Whilst he goes on to write about the immorality of wealth accumulation for the sake of it, he also reckons we will still need a purpose to motivate ourselves:
“….For many ages to come the old Adam will be so strong in us that everybody will need to do some work if he is to be contented. We shall do more things for ourselves than is usual with the rich to-day, only too glad to have small duties and tasks and routines. But beyond this, we shall endeavour to spread the bread thin on the butter-to make what work there is still to be done to be as widely shared as possible. Three-hour shifts or a fifteen-hour week may put off the problem for a great while. For three hours a day is quite enough to satisfy the old Adam in most of us!”
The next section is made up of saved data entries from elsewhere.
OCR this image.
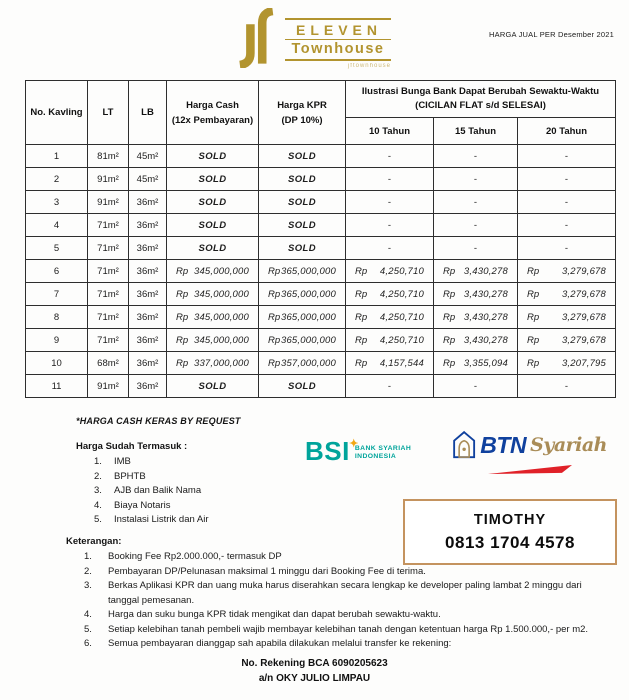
ELEVEN
Townhouse
jftownhouse
HARGA JUAL PER Desember 2021
No. Kavling	LT	LB	
Harga Cash
(12x Pembayaran)

Harga KPR
(DP 10%)

Ilustrasi Bunga Bank Dapat Berubah Sewaktu-Waktu
(CICILAN FLAT s/d SELESAI)

					10 Tahun	15 Tahun	20 Tahun
1	81m²	45m²	SOLD	SOLD	-	-	-
2	91m²	45m²	SOLD	SOLD	-	-	-
3	91m²	36m²	SOLD	SOLD	-	-	-
4	71m²	36m²	SOLD	SOLD	-	-	-
5	71m²	36m²	SOLD	SOLD	-	-	-
6	71m²	36m²	Rp 345,000,000	Rp 365,000,000	Rp 4,250,710	Rp 3,430,278	Rp 3,279,678

7	71m²	36m²	Rp 345,000,000	Rp 365,000,000	Rp 4,250,710	Rp 3,430,278	Rp 3,279,678

8	71m²	36m²	Rp 345,000,000	Rp 365,000,000	Rp 4,250,710	Rp 3,430,278	Rp 3,279,678

9	71m²	36m²	Rp 345,000,000	Rp 365,000,000	Rp 4,250,710	Rp 3,430,278	Rp 3,279,678

10	68m²	36m²	Rp 337,000,000	Rp 357,000,000	Rp 4,157,544	Rp 3,355,094	Rp 3,207,795

11	91m²	36m²	SOLD	SOLD	-	-	-
*HARGA CASH KERAS BY REQUEST
Harga Sudah Termasuk :
IMB
BPHTB
AJB dan Balik Nama
Biaya Notaris
Instalasi Listrik dan Air
BSI ✦
BANK SYARIAH
INDONESIA	BTN Syariah
TIMOTHY
0813 1704 4578
Keterangan:
Booking Fee Rp2.000.000,- termasuk DP
Pembayaran DP/Pelunasan maksimal 1 minggu dari Booking Fee di terima.
Berkas Aplikasi KPR dan uang muka harus diserahkan secara lengkap ke developer paling lambat 2 minggu dari tanggal pemesanan.
Harga dan suku bunga KPR tidak mengikat dan dapat berubah sewaktu-waktu.
Setiap kelebihan tanah pembeli wajib membayar kelebihan tanah dengan ketentuan harga Rp 1.500.000,- per m2.
Semua pembayaran dianggap sah apabila dilakukan melalui transfer ke rekening:
No. Rekening BCA 6090205623
a/n OKY JULIO LIMPAU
He concludes the essay on this brilliant note:
“The pace at which we can reach our destination of economic bliss will be governed by four things-our power to control population, our determination to avoid wars and civil dissensions, our willingness to entrust to science the direction of those matters which are properly the concern of science, and the rate of accumulation as fixed by the margin between our production and our consumption; of which the last will easily look after itself, given the first three. Meanwhile there will be no harm in making mild preparations for our destiny, in encouraging, and experimenting in, the arts of life as well as the activities of purpose. But, chiefly, do not let us overestimate the importance of the economic problem, or sacrifice to its supposed necessities other matters of greater and more permanent significance. It should be a matter for specialists-like dentistry. If economists could manage to get themselves thought of as humble, competent people, on a level with dentists, that would be splendid!”